An explosive batsman on his day and a part-time spinner, allrounder Duminy contributes to a South Africa squad full of experience and potential
Born: April 14, 1984
Role: Left-hand bat, right-arm offspin
Allrounder Duminy - who has announced he will retire from ODI cricket after the World Cup in England - made his white-ball debut for South Africa back in 2004. Since then he has racked up over 190 one-day international appearances, scoring in excess of 5,000 runs.
It has, however, been a career of great talent and potential, but one blighted by injury.
Arguably his finest Test hours came in his debut series, where the left-hander stuck an unbeaten fourth-innings fifty as South Africa recorded the second-highest successful run chase in Test history against Australia at Perth in 2008.
In the following Test at the MCG, Duminy rescued South African from 184 for seven - in response to Australia’s first-innings 394 - with a heroic 166. South Africa went not to win the Test and the series.

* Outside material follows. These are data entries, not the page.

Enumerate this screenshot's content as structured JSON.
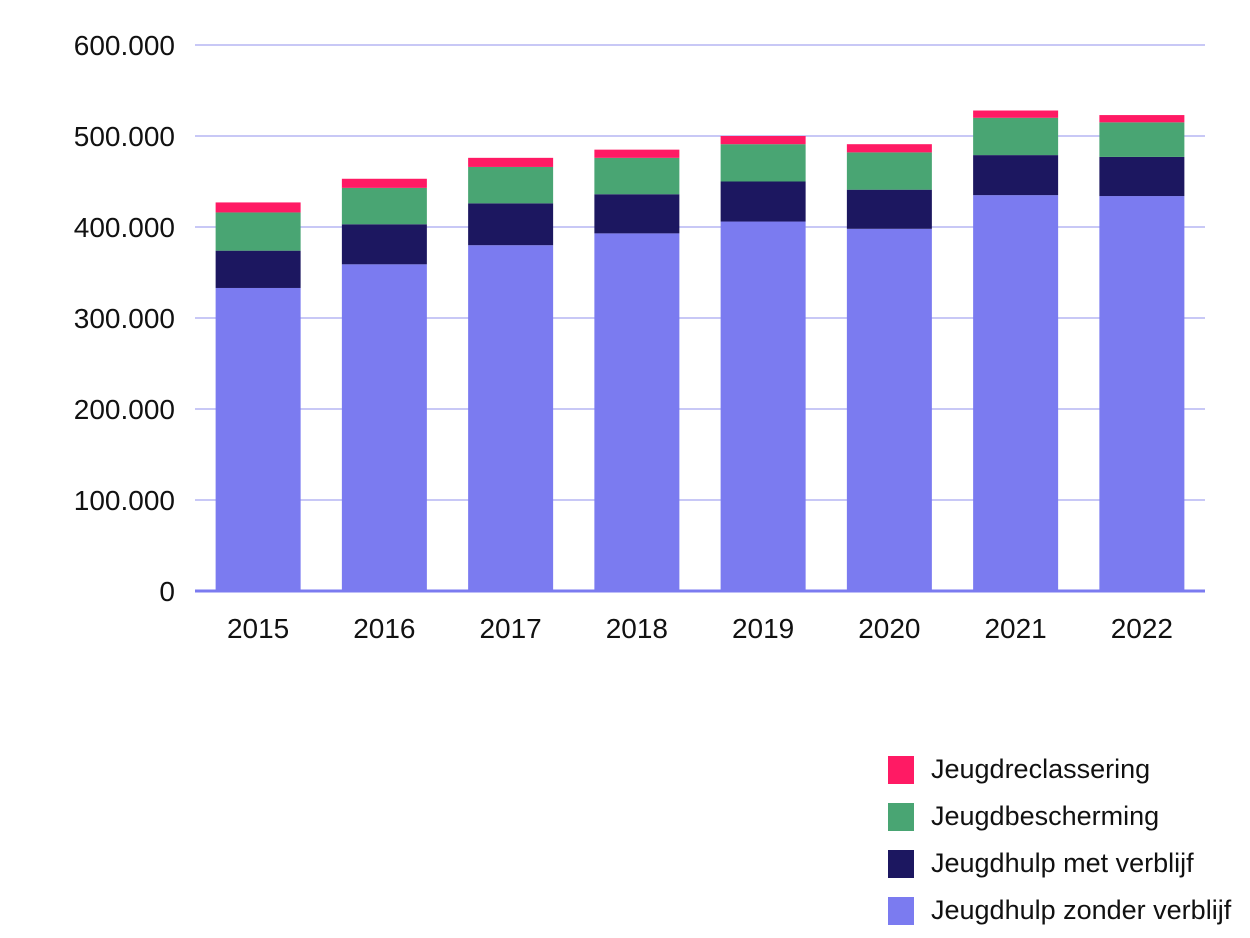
{
  "chart_data": {
    "type": "bar",
    "stacked": true,
    "categories": [
      "2015",
      "2016",
      "2017",
      "2018",
      "2019",
      "2020",
      "2021",
      "2022"
    ],
    "series": [
      {
        "name": "Jeugdhulp zonder verblijf",
        "color": "#7b7bf0",
        "values": [
          333000,
          359000,
          380000,
          393000,
          406000,
          398000,
          435000,
          434000
        ]
      },
      {
        "name": "Jeugdhulp met verblijf",
        "color": "#1c1760",
        "values": [
          41000,
          44000,
          46000,
          43000,
          44000,
          43000,
          44000,
          43000
        ]
      },
      {
        "name": "Jeugdbescherming",
        "color": "#49a573",
        "values": [
          42000,
          40000,
          40000,
          40000,
          41000,
          41000,
          41000,
          38000
        ]
      },
      {
        "name": "Jeugdreclassering",
        "color": "#ff1a64",
        "values": [
          11000,
          10000,
          10000,
          9000,
          9000,
          9000,
          8000,
          8000
        ]
      }
    ],
    "yticks": [
      "0",
      "100.000",
      "200.000",
      "300.000",
      "400.000",
      "500.000",
      "600.000"
    ],
    "ylim": [
      0,
      600000
    ],
    "grid": true,
    "grid_color": "#a8a6f0",
    "legend_position": "bottom-right",
    "legend_order": [
      3,
      2,
      1,
      0
    ]
  }
}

A string of useful white-ball performances followed and Duminy saw his exploits richly rewarded when Indian Premier League side Mumbai Indians paid US$950,000 to acquire his services.
In 2015 Duminy became only the second batsman - and first South African - to reach the milestone of 1,500 T20I runs.
Duminy featured at both the 2011 and 2015 World Cups. In the most recent he struck 115 not out in South Africa’s opener against Zimbabwe but struggled to make much impact in the remainder of the campaign.
The summer’s showpiece will offer JP one final shot at leaving an indelible mark on the ODI scene.